3. **Predict on Validation Data**  
   - Use the trained model to predict charges for entries in `validation_dataset.csv`.
   - Store the predictions in a new column named `predicted_charges` within the validation dataset.
   - Save the updated dataset as a pandas DataFrame called `validation_data`.
   - **Ensure a minimum basic charge of 1000.**

> **⚠️ Note:**  
> If you encounter errors during model training, make sure the `insurance` DataFrame is properly cleaned and ready for modeling.

---

In [1]:
# Re-run this cell
# Import required libraries
import pandas as pd
import numpy as np
from sklearn.preprocessing import StandardScaler
from sklearn.model_selection import cross_val_score

# Loading the insurance dataset
insurance_data_path = 'insurance.csv'
insurance = pd.read_csv(insurance_data_path)
insurance.head()

Unnamed: 0,age,sex,bmi,children,smoker,region,charges
0,19.0,female,27.9,0.0,yes,southwest,16884.924
1,18.0,male,33.77,1.0,no,Southeast,1725.5523
2,28.0,male,33.0,3.0,no,southeast,$4449.462
3,33.0,male,22.705,0.0,no,northwest,$21984.47061
4,32.0,male,28.88,0.0,no,northwest,$3866.8552


In [3]:
validation_data_path = 'validation_dataset.csv'
validation_data = pd.read_csv(validation_data_path)
validation_data.head()

Unnamed: 0,index,age,sex,bmi,children,smoker,region
0,0,18,female,24.09,1,no,southeast
1,1,39,male,26.41,0,yes,northeast
2,2,27,male,29.15,0,yes,southeast
3,3,71,male,65.502135,13,yes,southeast
4,4,28,male,38.06,0,no,southeast


## Initial Hypotheses

Here are some initial hypotheses about factors that might influence insurance charges:

*   **Hypothesis 1 (Smoker Status):** Smokers will have significantly higher insurance charges compared to non-smokers.
*   **Hypothesis 2 (Age):** Insurance charges will increase with age.
*   **Hypothesis 3 (BMI):** Individuals with a higher Body Mass Index (BMI) will have higher insurance charges.
*   **Hypothesis 4 (Children):** The number of children an individual has will have a positive correlation with their insurance charges (perhaps due to family coverage or related factors).
*   **Hypothesis 5 (Region):** Insurance charges will vary significantly depending on the geographical region.
*   **Hypothesis 6 (Sex):** There might be a difference in insurance charges between males and females.

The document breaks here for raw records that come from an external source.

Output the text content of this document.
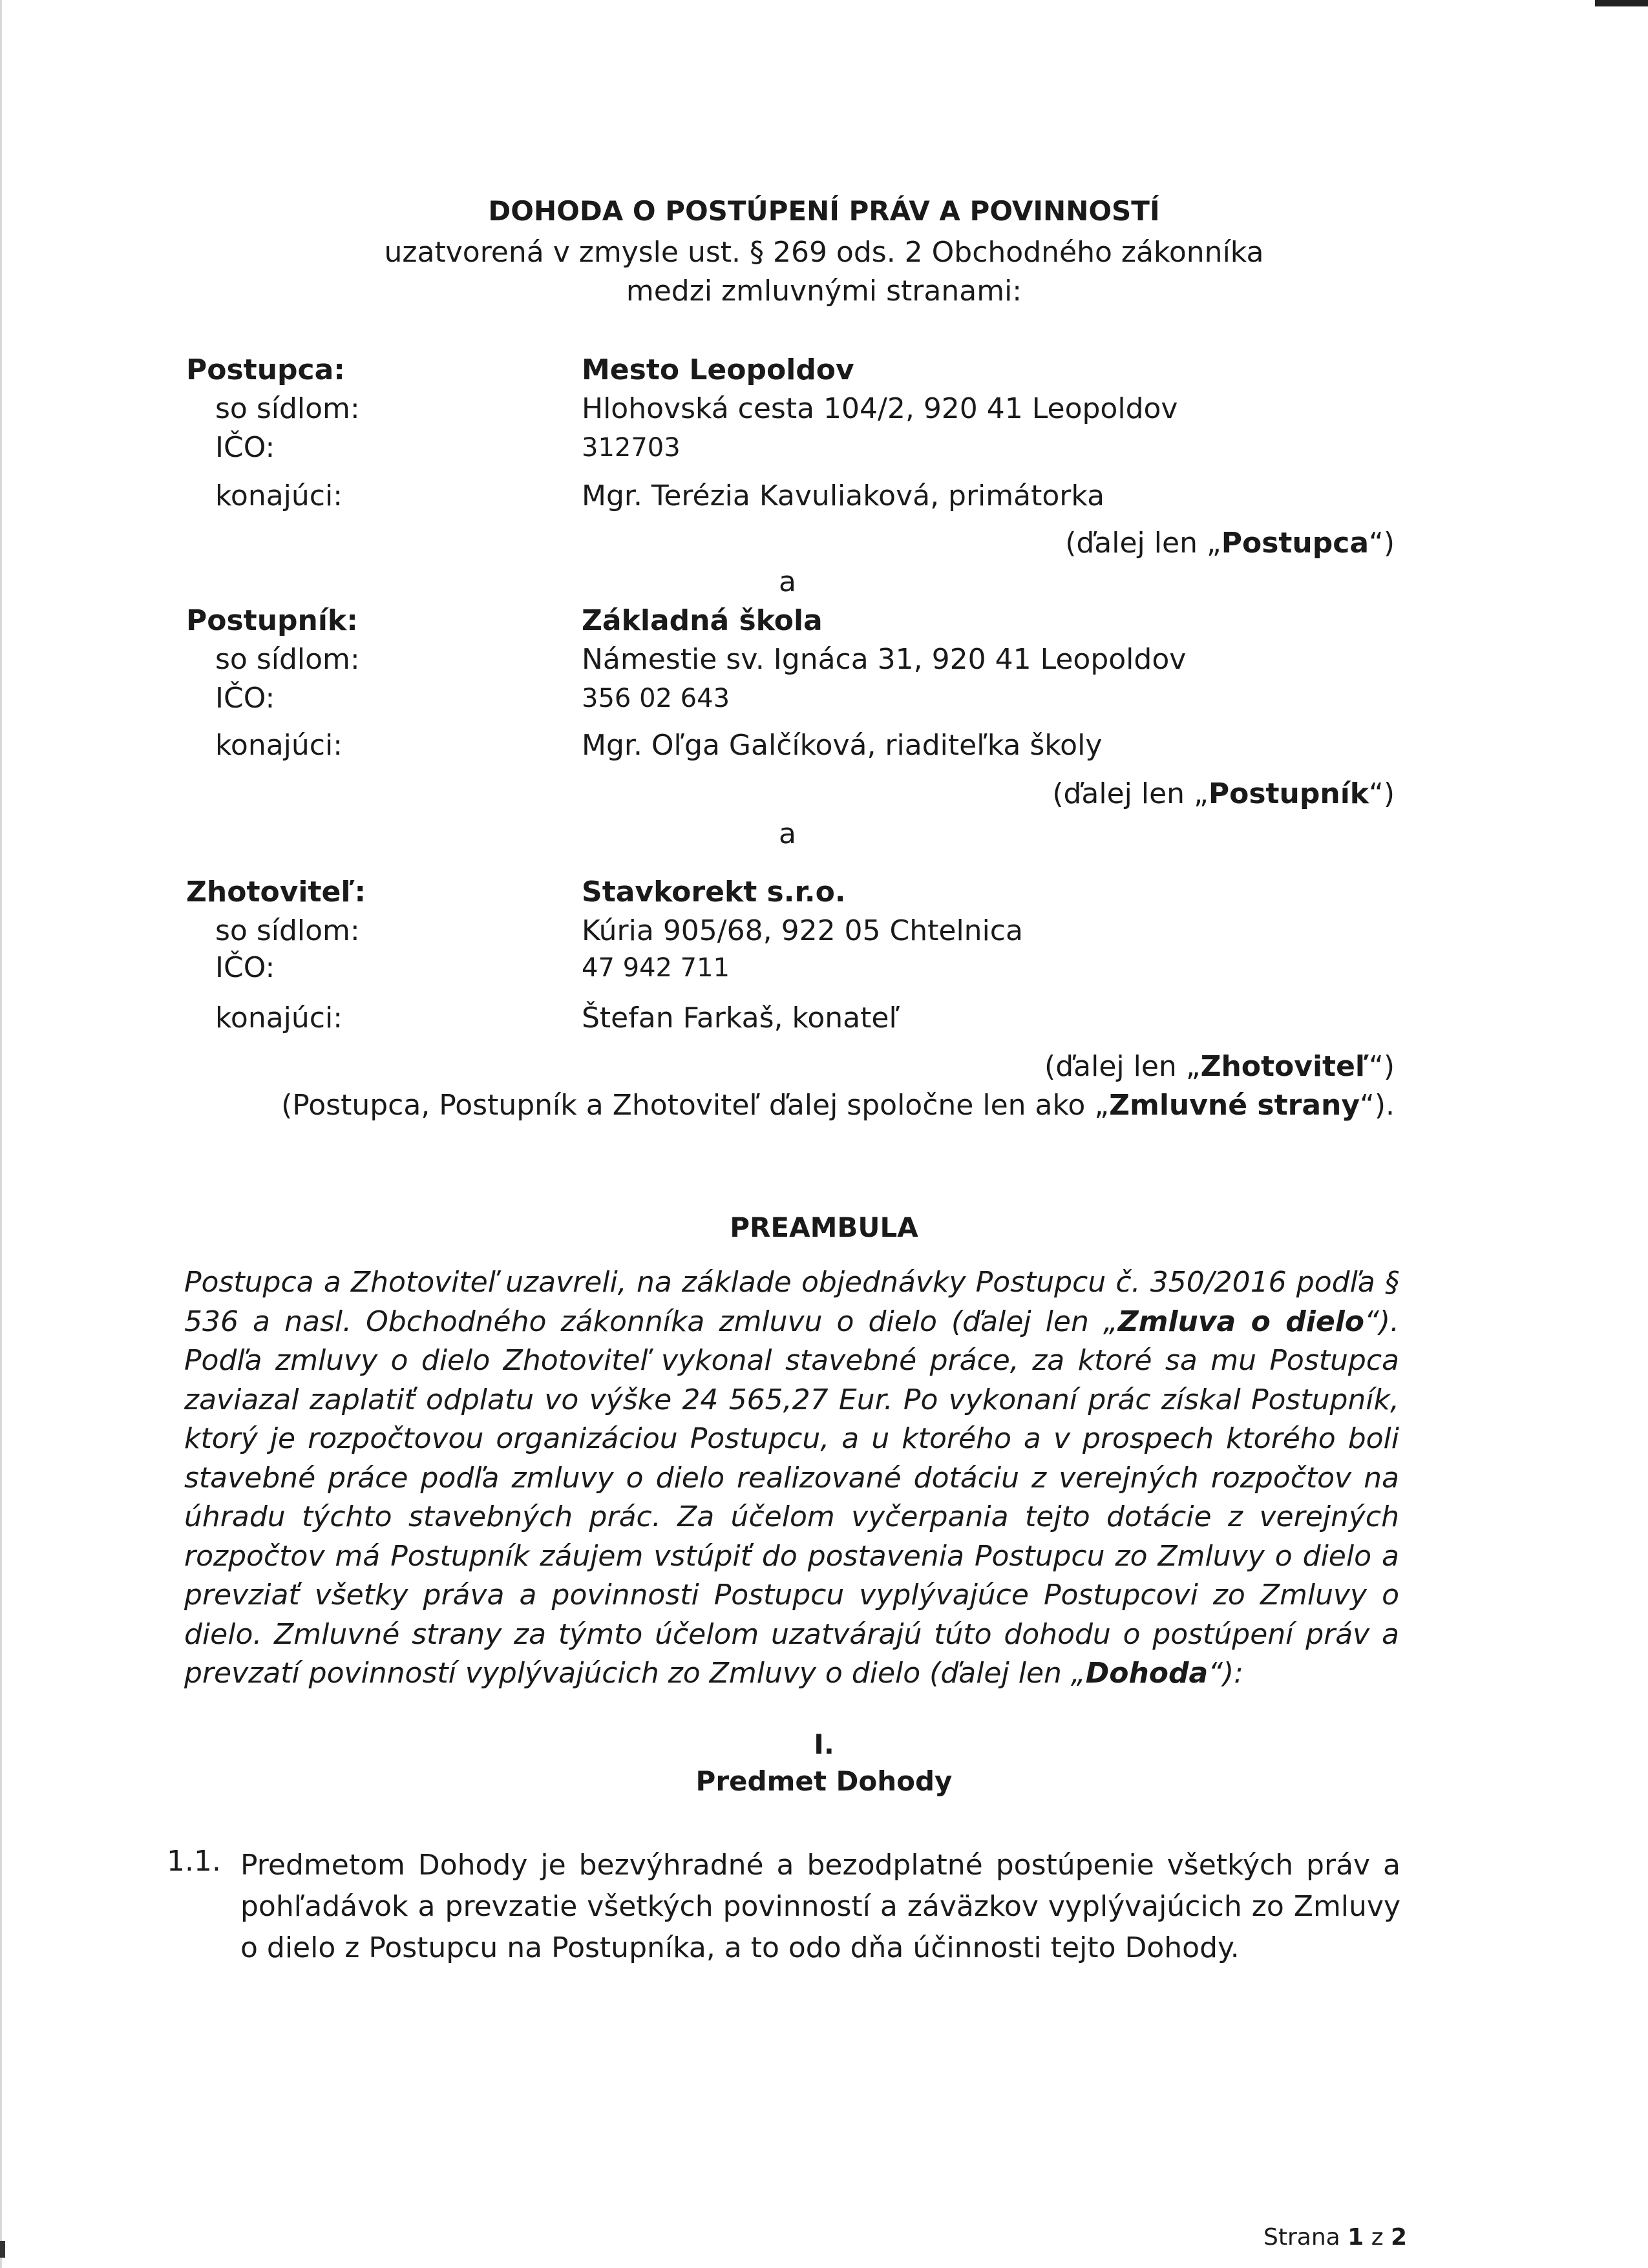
DOHODA O POSTÚPENÍ PRÁV A POVINNOSTÍ
uzatvorená v zmysle ust. § 269 ods. 2 Obchodného zákonníka
medzi zmluvnými stranami:
Postupca:
so sídlom:
IČO:
konajúci:
Mesto Leopoldov
Hlohovská cesta 104/2, 920 41 Leopoldov
312703
Mgr. Terézia Kavuliaková, primátorka
(ďalej len „Postupca“)
a
Postupník:
so sídlom:
IČO:
konajúci:
Základná škola
Námestie sv. Ignáca 31, 920 41 Leopoldov
356 02 643
Mgr. Oľga Galčíková, riaditeľka školy
(ďalej len „Postupník“)
a
Zhotoviteľ:
so sídlom:
IČO:
konajúci:
Stavkorekt s.r.o.
Kúria 905/68, 922 05 Chtelnica
47 942 711
Štefan Farkaš, konateľ
(ďalej len „Zhotoviteľ“)
(Postupca, Postupník a Zhotoviteľ ďalej spoločne len ako „Zmluvné strany“).
PREAMBULA
Postupca a Zhotoviteľ uzavreli, na základe objednávky Postupcu č. 350/2016 podľa § 536 a nasl. Obchodného zákonníka zmluvu o dielo (ďalej len „Zmluva o dielo“). Podľa zmluvy o dielo Zhotoviteľ vykonal stavebné práce, za ktoré sa mu Postupca zaviazal zaplatiť odplatu vo výške 24 565,27 Eur. Po vykonaní prác získal Postupník, ktorý je rozpočtovou organizáciou Postupcu, a u ktorého a v prospech ktorého boli stavebné práce podľa zmluvy o dielo realizované dotáciu z verejných rozpočtov na úhradu týchto stavebných prác. Za účelom vyčerpania tejto dotácie z verejných rozpočtov má Postupník záujem vstúpiť do postavenia Postupcu zo Zmluvy o dielo a prevziať všetky práva a povinnosti Postupcu vyplývajúce Postupcovi zo Zmluvy o dielo. Zmluvné strany za týmto účelom uzatvárajú túto dohodu o postúpení práv a prevzatí povinností vyplývajúcich zo Zmluvy o dielo (ďalej len „Dohoda“):
I.
Predmet Dohody
1.1. Predmetom Dohody je bezvýhradné a bezodplatné postúpenie všetkých práv a pohľadávok a prevzatie všetkých povinností a záväzkov vyplývajúcich zo Zmluvy o dielo z Postupcu na Postupníka, a to odo dňa účinnosti tejto Dohody.
Strana 1 z 2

## Final Take on Initial Hypotheses (Based on Modeling Results)

Based on the linear regression model I trained and the analysis of its coefficients, here's how my initial hypotheses held up:

*   **Hypothesis 1 (Smoker Status): Strong Support.** The model's coefficient for `smoker_yes` was the largest and positive, clearly indicating that being a smoker is a major predictor of higher insurance charges.
*   **Hypothesis 2 (Age): Supported.** The positive and significant coefficient for `age` confirms that insurance charges are predicted to increase with age.
*   **Hypothesis 3 (BMI): Supported.** The positive coefficient for `bmi` shows that higher Body Mass Index is associated with higher predicted insurance costs.
*   **Hypothesis 4 (Children): Supported.** The positive coefficient for `children` suggests a positive correlation between the number of children and predicted charges, although its impact is less significant than the top three factors.
*   **Hypothesis 5 (Region): Partially Supported.** While the model shows that region does have some influence (indicated by the region coefficients), its impact is relatively smaller compared to smoking, age, and BMI.
*   **Hypothesis 6 (Sex): Weakly Supported.** The coefficient for `sex_male` was very small and negative, suggesting a minimal difference in predicted charges based on sex in this model.

In conclusion, the modeling results strongly validate the hypotheses that smoking, age, and BMI are the primary drivers of insurance charges, with other factors like the number of children and region having less impact, and sex having the least impact in this linear model.